Hedge funds are having a tough year. Redemptions in July were the highest since the depths of the financial crisis, and annual flows are poised to be negative for only the third time ever. The other two years were 2008 and 2009.

The hedge fund industry has struggled to define its value proposition as an asset class in the post-financial crisis world. Despite doubling down on risk management, becoming a registered investment vehicle and increasing regulatory and investor disclosures, the industry, in general, has not managed to reshape its public image. Instead, it’s shuffled from one public relations crisis to the next, remaining relatively quiet throughout, despite having been given the ability by regulators, via the JOBS Act, to communicate more openly with the investing public.

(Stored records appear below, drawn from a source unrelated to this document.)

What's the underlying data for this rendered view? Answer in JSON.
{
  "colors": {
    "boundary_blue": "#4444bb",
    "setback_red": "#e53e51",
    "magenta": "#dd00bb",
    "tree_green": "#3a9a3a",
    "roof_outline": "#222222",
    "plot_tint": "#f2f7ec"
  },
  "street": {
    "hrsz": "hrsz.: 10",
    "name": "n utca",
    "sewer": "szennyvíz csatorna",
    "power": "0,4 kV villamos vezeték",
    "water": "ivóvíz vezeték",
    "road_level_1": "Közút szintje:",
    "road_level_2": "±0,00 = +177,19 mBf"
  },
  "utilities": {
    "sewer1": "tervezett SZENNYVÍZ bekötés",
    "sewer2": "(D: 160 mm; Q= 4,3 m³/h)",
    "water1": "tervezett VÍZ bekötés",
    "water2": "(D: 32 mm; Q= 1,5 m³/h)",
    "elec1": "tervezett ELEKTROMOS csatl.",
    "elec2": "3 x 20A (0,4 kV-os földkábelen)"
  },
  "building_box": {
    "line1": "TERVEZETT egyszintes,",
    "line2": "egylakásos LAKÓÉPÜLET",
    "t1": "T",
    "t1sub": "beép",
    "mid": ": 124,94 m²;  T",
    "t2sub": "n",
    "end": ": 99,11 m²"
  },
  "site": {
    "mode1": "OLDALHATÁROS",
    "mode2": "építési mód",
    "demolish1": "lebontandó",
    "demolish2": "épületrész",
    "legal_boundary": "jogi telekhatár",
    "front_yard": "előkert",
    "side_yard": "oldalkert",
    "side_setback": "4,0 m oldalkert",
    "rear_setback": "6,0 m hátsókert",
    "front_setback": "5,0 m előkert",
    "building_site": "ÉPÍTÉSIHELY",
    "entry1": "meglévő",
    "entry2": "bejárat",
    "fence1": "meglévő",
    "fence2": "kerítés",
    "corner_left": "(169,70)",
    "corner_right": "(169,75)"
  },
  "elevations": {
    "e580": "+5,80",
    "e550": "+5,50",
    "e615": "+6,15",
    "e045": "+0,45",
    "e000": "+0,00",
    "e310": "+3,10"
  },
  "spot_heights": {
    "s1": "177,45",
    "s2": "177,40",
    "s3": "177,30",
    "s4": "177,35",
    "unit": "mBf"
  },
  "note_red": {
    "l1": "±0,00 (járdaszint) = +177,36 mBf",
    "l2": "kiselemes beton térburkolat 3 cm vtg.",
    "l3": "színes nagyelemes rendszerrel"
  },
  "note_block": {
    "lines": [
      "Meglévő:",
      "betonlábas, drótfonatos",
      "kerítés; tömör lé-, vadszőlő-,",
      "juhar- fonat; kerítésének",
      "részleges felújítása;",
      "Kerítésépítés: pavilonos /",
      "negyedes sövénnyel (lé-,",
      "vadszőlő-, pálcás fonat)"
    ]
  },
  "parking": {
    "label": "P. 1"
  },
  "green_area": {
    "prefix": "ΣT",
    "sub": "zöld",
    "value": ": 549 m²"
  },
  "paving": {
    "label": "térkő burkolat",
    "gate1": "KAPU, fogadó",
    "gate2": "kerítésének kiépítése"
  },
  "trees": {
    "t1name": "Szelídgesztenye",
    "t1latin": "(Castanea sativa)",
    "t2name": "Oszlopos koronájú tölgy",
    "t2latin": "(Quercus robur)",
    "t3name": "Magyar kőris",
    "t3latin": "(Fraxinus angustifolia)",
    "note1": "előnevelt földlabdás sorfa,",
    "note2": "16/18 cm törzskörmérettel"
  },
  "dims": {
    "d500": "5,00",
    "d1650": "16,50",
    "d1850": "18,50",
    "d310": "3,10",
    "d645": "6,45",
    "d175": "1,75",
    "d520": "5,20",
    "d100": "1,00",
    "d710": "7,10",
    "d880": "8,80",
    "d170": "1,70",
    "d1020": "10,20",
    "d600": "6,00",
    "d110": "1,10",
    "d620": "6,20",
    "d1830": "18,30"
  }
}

In the last eight years, the hedge funds have been plagued by persistent headlines about insufficient returns and outsized fees. They were seen as one of the original villains in the immediate fallout of the financial crisis, a few bad actors were caught trading on insider information, and some managers shut their fund to outside money. Perhaps, it was speculated, to avoid regulatory scrutiny.

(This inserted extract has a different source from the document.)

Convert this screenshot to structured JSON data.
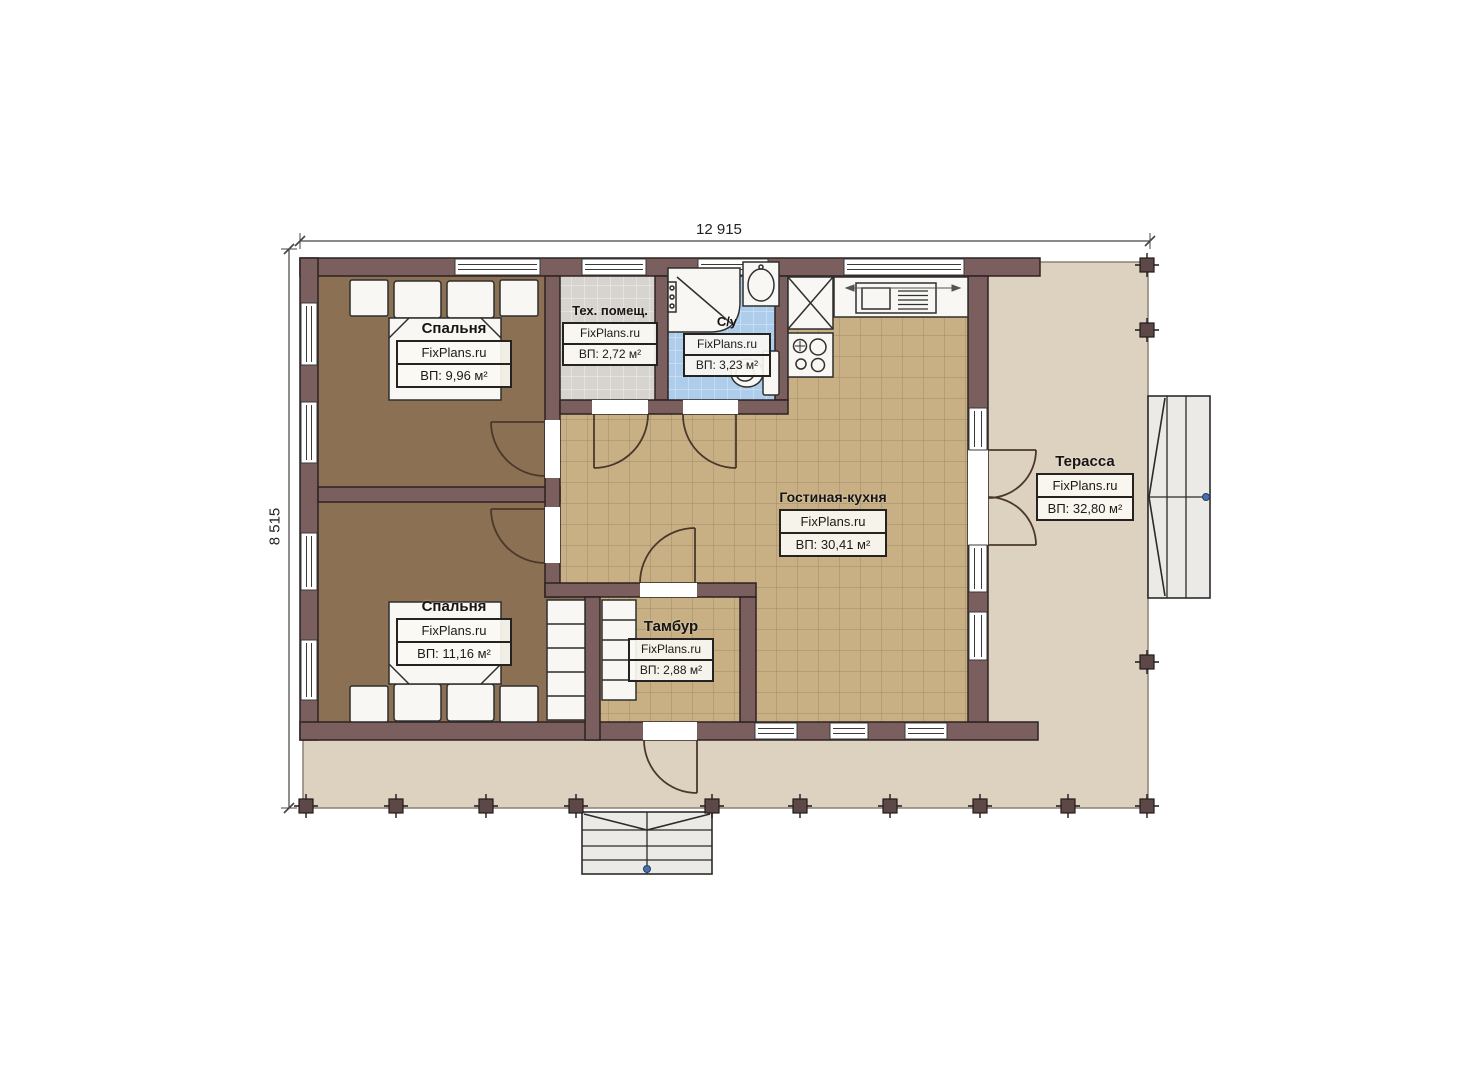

And still, there’s been no formal campaign to change the industry’s image.

Most recently, some of the biggest hedge funds in the market have begun dropping their management fees to stave off the wave of investor redemptions. The irony here is that with economists speculating that markets are near the end of their bull run and predicting a correction in the coming quarters, now is the worst time to pull out of a truly hedged strategy. In fact, hedge fund investments should be in higher demand going into 2017.

But no one is saying that, at least not publicly. What we hear instead is that there are too many funds in the market right now and too little talent to manage them. While perhaps true, that story line doesn’t inspire confidence, it creates more uncertainty. And all hedge funds are getting painted with that same broad brush.

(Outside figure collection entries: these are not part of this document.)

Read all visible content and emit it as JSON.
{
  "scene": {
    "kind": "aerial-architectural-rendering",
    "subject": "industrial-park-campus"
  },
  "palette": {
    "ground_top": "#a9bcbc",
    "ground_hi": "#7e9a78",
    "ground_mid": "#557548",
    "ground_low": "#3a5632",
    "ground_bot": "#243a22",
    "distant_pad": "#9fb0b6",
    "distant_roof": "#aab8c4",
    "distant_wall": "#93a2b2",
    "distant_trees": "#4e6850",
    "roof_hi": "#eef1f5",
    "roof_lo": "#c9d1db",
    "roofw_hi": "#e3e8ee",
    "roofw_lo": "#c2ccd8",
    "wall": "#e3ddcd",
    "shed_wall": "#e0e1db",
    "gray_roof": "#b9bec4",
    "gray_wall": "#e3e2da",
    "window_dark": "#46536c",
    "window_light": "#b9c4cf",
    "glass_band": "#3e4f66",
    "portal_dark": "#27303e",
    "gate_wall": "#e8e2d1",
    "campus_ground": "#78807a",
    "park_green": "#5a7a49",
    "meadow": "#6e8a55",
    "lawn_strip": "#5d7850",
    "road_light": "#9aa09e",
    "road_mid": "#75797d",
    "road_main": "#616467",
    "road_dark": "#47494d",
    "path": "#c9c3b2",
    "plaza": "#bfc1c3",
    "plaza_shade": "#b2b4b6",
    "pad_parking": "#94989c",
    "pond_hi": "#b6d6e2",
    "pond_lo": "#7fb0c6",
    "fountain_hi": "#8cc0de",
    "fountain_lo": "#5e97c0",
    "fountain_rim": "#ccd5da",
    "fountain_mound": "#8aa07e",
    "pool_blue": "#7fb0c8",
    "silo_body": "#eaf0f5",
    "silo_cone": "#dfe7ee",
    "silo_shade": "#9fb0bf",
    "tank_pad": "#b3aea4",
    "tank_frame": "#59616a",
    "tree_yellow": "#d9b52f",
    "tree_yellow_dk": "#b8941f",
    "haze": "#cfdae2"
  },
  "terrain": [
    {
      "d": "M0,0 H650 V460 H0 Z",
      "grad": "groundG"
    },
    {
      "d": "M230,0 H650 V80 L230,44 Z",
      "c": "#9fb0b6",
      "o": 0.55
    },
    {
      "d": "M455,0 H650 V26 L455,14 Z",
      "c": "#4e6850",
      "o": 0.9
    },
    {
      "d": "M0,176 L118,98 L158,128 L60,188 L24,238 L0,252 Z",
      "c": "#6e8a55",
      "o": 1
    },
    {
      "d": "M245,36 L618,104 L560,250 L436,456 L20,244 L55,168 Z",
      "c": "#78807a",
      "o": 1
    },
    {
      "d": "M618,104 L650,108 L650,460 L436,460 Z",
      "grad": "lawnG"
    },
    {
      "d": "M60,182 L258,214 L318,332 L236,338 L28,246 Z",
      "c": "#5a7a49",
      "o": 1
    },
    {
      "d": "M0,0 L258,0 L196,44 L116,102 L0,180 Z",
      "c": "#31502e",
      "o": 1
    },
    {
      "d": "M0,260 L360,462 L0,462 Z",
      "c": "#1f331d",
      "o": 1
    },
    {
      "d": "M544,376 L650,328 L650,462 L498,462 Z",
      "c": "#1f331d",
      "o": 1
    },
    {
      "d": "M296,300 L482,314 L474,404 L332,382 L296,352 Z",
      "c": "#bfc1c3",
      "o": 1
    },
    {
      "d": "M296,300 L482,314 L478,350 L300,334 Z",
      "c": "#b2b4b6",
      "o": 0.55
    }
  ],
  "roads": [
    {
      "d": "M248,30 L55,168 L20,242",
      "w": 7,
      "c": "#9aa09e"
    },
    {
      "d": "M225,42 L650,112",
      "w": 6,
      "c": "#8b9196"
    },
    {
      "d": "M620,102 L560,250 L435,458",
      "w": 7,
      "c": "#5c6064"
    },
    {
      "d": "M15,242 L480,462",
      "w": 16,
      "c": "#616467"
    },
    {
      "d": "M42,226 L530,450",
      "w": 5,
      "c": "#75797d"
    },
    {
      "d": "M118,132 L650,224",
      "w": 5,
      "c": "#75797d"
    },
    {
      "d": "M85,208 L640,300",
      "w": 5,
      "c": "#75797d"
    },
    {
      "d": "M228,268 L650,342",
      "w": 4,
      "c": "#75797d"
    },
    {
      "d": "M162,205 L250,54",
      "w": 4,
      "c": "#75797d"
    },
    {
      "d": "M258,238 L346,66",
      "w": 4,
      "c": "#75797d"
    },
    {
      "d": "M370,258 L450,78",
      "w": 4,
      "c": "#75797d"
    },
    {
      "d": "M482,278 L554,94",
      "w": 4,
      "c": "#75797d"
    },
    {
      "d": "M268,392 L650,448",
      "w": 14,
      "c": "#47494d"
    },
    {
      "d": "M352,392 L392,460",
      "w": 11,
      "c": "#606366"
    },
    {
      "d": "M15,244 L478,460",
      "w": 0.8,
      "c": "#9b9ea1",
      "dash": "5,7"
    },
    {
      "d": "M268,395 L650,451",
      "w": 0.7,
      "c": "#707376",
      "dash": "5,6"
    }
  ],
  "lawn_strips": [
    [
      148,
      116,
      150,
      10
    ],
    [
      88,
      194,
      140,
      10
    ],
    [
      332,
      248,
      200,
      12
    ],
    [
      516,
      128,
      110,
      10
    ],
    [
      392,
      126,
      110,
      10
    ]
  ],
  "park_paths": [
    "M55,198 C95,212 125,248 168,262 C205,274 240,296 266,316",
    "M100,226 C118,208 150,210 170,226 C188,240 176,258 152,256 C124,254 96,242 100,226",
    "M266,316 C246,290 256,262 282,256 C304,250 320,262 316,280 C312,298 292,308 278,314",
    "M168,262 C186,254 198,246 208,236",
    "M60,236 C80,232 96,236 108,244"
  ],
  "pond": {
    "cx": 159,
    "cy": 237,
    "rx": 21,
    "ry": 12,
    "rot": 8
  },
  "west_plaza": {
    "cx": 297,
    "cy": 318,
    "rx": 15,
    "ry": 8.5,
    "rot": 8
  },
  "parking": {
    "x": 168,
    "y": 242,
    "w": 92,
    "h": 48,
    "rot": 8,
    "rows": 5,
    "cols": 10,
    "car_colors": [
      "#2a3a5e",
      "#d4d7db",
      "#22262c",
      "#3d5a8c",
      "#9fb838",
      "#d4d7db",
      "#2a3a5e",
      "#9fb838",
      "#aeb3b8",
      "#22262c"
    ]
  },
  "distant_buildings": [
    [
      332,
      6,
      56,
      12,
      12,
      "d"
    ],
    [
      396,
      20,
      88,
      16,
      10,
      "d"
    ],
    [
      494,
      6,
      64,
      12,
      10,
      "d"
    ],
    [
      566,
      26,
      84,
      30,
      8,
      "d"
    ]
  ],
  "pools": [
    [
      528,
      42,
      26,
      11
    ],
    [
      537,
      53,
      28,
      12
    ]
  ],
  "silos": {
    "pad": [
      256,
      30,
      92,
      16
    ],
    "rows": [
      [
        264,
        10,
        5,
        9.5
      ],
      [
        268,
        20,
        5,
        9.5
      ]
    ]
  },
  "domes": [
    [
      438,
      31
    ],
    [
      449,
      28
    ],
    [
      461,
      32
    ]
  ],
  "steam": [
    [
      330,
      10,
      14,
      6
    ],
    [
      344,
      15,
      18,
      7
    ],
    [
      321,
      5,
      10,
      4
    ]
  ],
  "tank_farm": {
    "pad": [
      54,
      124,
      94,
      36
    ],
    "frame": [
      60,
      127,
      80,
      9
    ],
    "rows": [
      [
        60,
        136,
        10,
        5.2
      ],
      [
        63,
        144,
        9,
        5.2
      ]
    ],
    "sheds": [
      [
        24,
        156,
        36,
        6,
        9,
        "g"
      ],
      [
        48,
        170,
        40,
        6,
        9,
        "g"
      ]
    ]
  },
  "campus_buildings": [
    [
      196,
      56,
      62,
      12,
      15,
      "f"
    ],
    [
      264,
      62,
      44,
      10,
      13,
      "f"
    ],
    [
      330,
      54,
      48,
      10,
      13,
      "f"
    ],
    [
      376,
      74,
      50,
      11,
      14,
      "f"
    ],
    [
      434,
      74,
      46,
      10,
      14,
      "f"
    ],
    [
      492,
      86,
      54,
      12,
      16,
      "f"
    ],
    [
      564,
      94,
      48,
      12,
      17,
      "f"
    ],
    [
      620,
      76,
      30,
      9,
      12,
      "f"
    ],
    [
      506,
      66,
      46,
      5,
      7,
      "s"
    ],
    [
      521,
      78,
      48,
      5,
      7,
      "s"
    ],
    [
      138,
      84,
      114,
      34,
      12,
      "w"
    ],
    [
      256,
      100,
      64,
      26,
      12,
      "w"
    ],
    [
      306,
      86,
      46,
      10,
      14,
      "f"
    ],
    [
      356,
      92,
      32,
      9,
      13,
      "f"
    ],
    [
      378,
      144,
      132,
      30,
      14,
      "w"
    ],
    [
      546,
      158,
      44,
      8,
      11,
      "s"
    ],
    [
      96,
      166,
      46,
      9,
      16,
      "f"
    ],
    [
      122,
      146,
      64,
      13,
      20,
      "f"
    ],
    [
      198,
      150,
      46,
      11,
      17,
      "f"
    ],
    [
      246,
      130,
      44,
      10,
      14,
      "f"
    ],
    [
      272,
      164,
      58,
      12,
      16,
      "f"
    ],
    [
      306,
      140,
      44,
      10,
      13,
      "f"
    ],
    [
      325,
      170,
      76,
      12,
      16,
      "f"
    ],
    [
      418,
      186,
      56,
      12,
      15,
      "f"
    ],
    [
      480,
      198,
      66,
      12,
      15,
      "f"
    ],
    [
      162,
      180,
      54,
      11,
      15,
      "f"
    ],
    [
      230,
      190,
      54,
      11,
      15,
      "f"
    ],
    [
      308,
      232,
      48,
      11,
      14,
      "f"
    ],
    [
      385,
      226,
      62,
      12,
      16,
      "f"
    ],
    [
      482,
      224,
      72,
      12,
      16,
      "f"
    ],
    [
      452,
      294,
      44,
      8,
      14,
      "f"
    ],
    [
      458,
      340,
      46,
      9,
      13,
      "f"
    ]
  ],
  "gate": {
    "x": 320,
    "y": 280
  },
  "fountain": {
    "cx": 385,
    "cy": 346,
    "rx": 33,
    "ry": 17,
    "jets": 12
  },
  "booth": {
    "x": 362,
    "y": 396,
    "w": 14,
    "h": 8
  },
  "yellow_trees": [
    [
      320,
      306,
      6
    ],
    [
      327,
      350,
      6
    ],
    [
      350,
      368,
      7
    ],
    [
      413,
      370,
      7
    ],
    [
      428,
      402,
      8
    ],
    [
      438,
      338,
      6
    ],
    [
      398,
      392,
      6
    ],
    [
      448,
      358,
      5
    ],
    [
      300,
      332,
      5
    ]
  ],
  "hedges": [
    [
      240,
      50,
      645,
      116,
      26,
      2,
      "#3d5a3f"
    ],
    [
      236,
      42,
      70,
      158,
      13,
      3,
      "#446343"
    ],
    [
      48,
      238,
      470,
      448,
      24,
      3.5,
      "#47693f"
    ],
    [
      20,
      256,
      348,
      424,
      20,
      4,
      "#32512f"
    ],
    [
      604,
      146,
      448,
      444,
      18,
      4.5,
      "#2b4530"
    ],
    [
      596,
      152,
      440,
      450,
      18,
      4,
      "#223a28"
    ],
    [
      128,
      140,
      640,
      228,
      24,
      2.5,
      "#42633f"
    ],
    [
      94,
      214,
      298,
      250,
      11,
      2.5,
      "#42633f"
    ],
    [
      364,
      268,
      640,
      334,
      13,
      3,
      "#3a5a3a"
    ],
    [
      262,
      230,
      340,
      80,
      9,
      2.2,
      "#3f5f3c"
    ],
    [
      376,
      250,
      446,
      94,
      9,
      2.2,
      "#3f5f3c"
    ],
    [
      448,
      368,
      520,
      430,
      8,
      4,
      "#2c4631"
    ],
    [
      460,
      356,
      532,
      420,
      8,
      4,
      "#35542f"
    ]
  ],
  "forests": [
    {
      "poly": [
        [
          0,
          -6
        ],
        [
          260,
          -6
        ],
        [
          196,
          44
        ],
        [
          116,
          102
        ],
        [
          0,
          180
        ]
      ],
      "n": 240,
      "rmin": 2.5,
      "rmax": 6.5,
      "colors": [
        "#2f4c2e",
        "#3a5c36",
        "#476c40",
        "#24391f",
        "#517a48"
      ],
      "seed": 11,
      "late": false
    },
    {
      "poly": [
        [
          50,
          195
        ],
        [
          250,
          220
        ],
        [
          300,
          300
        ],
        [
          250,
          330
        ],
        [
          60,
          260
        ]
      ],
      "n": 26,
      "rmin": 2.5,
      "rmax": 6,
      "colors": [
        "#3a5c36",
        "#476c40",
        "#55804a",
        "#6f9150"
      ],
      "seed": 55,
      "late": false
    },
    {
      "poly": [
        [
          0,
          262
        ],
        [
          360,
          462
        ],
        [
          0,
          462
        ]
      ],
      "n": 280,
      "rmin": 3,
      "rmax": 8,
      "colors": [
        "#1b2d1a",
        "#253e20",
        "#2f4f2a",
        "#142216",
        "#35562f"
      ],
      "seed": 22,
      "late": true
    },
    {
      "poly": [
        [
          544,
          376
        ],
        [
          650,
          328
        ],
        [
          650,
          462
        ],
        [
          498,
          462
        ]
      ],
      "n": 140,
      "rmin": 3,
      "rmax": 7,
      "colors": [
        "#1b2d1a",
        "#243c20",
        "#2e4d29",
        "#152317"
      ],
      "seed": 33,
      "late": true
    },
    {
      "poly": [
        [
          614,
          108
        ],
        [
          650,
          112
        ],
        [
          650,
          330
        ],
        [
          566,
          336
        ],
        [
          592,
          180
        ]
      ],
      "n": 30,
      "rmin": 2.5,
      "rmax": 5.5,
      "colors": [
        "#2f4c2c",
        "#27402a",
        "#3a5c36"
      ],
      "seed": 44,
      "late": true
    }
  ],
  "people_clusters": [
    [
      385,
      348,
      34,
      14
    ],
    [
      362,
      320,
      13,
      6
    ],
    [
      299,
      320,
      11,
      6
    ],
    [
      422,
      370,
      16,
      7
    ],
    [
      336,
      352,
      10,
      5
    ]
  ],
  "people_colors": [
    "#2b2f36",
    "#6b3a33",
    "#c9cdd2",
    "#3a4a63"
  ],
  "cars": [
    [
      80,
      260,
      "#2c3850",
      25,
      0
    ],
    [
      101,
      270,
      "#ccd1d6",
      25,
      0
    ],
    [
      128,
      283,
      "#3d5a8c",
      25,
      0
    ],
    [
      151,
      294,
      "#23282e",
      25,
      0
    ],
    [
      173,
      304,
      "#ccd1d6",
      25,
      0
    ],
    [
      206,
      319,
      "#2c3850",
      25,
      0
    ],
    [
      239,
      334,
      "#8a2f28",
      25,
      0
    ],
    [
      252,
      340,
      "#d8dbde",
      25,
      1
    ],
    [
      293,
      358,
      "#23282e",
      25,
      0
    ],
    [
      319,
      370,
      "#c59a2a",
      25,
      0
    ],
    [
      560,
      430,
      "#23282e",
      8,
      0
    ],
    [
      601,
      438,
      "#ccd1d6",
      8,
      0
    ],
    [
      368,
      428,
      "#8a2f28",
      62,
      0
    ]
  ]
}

The truth is hedge funds weren’t designed to thrive in a bull market. They aren’t supposed to win big when markets are heading in one direction—up, up, up—as ours have been for the last eight years. Long-only funds are for that. Hedge funds are supposed to provide downside protection. They are built to deliver measured growth in choppy markets and minimize losses when markets tank.

So how do you change the narrative?

By being proactive. By telling the story of how much the industry has grown up. By educating investors on how hedged strategies can protect them in the event of a correction in 2017. By explaining to investors that investment risk is better managed today and the asset class is more transparent than it has ever been. In fact, in some ways, hedge funds are more transparent now than mutual funds. But that’s not widely known to investors.

Eliminating or reducing management fees is probably a move that was long overdue, but the narrative has already been hijacked by voices who are positioning it as a defensive move. For hedge fund managers who have lowered or eliminated their fees, why not come out and say that the move was made to more closely align your interests with your investors?

Why has there been no breakaway hedge fund or group of funds to take on the role of changing the industry’s image and repositioning it for the next 10 years? With the latest headlines warning of a mass exodus of investment dollars, now is the time to speak up.